It represents the ith template point. The edges in the template, referred to as template edges, are designated as template edges
Figure BDA0003764550200000032
It represents the u-th template edge. Each template edge defines a length expansion range. The change degree of the human skeleton structure is determined, and the larger the telescopic range is, the richer the change of the human skeleton structure is. During motion capture, the reconstructed sparse points are called real-time points and are written as
Figure BDA0003764550200000033
It represents the jth real-time point, and the connection between any two real-time points is called a real-time edge and is recorded as
Figure BDA0003764550200000034
It represents the v-th real-time edge, and the total number of the real-time edges is denoted as q. For the convenience of subsequent calculation, the known real-time point, real-time edge and human skeleton template information are preprocessed firstly. And sequencing all real-time edges in the order from small to large in length.
Constructing a matching dictionary: the matching dictionary records the candidate matching real-time point and the candidate matching real-time edge corresponding to each template point and template edge so as to identify the human skeleton template point by point edge by edge. The construction process of the matching dictionary comprises three steps of preliminarily screening the real-time edges of the candidate matching, screening the real-time points of the candidate matching and updating the real-time edges of the candidate matching.
Step 1: real-time edges having a length within the scalable length of the template edge are classified into a group and serve as candidate matching real-time edges for the template edge. The set of all candidate matching real-time edges is written as
Figure BDA0003764550200000041
Wherein
Figure BDA0003764550200000042
Representing edges of a template
Figure BDA0003764550200000043
The corresponding candidate matches the real-time edge. Firstly initializing a template edge serial number u and a real-time edge serial number v, namely, enabling u =1, v =1, then fixing the template edge serial number u, and sequentially searching for the edge positioned on the template
Figure BDA0003764550200000044
Real-time edges within a scalable range until the real-time edges exceed the template edges
Figure BDA0003764550200000045
A defined long edge value, at this time
Figure BDA0003764550200000046
The process of searching for the candidate match real-time edge is ended. Then continuously searching the candidate match of the next template edgeAnd repeating the previous operation until all candidate matching real-time edges of the template edges are aligned.

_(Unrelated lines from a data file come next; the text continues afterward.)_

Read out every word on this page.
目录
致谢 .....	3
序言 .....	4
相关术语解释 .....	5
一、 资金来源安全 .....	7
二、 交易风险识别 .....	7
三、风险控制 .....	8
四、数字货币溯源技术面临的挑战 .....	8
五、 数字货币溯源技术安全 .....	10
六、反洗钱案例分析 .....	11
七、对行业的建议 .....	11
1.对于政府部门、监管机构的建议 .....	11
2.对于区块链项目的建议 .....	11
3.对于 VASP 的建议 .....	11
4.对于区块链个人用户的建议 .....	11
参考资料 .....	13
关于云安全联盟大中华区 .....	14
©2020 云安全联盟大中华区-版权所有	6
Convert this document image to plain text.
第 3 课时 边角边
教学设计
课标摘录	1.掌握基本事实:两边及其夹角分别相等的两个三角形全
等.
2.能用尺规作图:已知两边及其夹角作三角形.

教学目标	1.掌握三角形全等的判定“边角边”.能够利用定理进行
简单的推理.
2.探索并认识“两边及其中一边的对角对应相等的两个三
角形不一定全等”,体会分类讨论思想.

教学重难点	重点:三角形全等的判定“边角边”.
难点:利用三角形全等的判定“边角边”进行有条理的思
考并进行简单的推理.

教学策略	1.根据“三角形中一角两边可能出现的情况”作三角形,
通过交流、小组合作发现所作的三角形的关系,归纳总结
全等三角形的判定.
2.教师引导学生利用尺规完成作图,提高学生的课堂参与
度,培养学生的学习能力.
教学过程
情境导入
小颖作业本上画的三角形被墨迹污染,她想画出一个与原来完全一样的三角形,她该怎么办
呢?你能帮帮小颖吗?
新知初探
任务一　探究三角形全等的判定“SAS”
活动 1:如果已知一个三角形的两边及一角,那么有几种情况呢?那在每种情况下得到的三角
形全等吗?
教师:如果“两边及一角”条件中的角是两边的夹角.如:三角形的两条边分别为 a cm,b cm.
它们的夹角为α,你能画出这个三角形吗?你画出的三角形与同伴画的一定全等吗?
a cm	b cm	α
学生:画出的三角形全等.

And 2, step: and selecting candidate matching real-time points corresponding to the template points. The real-time point of candidate matching corresponding to each template point is recorded
Figure BDA0003764550200000047
Wherein
Figure BDA0003764550200000048
Representing template points
Figure BDA0003764550200000049
The corresponding candidate match real time point. A real time point
Figure BDA00037645502000000410
If the matching can be successfully carried out to the corresponding template point
Figure BDA00037645502000000411
Then the template point
Figure BDA00037645502000000412
The candidate matching real-time edges of all connected template edges necessarily contain more than one common point, and the common points are the candidate matching real-time points of the template points.
And step 3: after the real-time points corresponding to the template points are basically determined, the corresponding relation between the points is utilized, and the matching relation between the template edges and the real-time edges is sequentially updated according to the arrangement sequence of the template edges.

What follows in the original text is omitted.